15. Tel est le cas en l'espèce.

16. Il est rappelé que, dans sa décision n° 2009-595 DC du 3 décembre 2009, le Conseil constitutionnel a jugé que si l'alinéa 4 de l'article précité peut conduire à ce qu'une décision définitive soit rendue dans une instance à l'occasion de laquelle le Conseil constitutionnel a été saisi d'une question prioritaire de constitutionnalité et sans attendre qu'il ait statué, dans une telle hypothèse, ni cette disposition, ni l'autorité de la chose jugée ne sauraient priver le justiciable de la faculté d'introduire une nouvelle instance pour qu'il puisse être tenu compte de la décision du Conseil constitutionnel.

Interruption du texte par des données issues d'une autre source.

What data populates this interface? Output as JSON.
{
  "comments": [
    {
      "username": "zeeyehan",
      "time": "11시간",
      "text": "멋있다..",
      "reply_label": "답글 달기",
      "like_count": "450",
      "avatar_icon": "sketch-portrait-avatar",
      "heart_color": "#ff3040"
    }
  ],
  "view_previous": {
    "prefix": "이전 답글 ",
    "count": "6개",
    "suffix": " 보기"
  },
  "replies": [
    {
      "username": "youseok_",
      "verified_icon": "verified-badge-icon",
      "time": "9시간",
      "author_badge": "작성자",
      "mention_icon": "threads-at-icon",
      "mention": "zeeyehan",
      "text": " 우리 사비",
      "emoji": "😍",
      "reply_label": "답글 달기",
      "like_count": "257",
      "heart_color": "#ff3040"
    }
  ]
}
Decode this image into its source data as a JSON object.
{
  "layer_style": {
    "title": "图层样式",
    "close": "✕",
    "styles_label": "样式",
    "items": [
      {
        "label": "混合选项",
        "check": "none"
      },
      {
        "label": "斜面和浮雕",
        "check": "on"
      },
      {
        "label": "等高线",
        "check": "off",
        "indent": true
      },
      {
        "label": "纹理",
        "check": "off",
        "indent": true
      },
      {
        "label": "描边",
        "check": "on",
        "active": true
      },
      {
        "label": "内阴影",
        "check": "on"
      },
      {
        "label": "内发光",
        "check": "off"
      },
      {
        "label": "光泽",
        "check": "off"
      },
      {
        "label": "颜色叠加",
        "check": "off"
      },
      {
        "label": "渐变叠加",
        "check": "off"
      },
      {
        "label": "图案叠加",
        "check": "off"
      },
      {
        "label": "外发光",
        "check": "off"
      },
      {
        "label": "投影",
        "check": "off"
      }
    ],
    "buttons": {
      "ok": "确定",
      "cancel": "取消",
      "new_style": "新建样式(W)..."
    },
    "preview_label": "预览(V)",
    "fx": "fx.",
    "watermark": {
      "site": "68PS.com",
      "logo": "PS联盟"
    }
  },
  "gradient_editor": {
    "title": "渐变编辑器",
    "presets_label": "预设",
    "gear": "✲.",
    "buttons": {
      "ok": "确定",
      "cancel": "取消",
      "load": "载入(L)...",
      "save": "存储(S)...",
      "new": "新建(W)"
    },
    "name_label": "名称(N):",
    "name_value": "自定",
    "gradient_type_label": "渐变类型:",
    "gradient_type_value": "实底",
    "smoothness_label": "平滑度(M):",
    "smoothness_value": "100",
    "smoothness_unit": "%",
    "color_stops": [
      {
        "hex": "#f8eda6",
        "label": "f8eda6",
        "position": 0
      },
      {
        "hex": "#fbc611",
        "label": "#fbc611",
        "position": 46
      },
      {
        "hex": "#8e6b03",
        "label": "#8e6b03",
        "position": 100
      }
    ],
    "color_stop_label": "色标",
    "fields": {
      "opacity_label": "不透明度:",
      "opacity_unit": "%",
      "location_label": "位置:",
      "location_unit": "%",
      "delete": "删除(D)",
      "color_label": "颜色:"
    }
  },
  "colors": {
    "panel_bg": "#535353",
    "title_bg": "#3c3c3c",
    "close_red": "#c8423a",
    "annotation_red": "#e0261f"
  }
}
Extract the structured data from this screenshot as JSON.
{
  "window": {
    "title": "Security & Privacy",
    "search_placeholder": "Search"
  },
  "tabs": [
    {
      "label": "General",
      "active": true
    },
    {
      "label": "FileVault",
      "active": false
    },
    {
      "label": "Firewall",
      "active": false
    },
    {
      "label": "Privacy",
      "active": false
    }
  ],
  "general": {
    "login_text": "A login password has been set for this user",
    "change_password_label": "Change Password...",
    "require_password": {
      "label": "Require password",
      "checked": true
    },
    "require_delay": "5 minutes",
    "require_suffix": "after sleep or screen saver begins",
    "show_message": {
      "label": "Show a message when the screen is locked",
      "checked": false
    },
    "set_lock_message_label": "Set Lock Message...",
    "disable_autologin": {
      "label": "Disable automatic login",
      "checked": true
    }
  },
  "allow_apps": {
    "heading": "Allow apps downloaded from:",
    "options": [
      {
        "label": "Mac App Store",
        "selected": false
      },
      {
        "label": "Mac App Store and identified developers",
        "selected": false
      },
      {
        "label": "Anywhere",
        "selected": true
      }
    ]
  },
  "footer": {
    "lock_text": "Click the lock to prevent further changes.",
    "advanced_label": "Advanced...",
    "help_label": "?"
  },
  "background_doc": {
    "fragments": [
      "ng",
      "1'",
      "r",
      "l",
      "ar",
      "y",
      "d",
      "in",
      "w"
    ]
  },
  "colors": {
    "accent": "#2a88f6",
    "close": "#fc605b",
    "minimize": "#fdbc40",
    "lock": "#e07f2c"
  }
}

Sur le moyen, pris en sa seconde branche

17. Si, en vertu du principe de la libre communication entre la personne mise en examen et son avocat, résultant de l'article 6, § 3, c, de la Convention européenne des droits de l'homme, la délivrance d'un permis de communiquer entre une personne détenue et son avocat est indispensable à l'exercice des droits de la défense, de telle sorte que le défaut de délivrance de cette autorisation à chacun des avocats désignés qui en a fait la demande, avant un débat contradictoire tenu en vue de l'éventuelle prolongation de la détention provisoire, fait nécessairement grief à la personne mise en examen, sauf s'il résulte d'une circonstance insurmontable, aucune disposition conventionnelle ou légale ne fait obligation au juge d'instruction de délivrer un permis de communiquer aux collaborateurs ou associés d'un avocat choisi, dès lors que ceux-ci n'ont pas été personnellement désignés par l'intéressé dans les formes prévues par l'article 115 du code de procédure pénale (Crim., 15 décembre 2021, pourvoi n° 21-85.670, publié au Bulletin).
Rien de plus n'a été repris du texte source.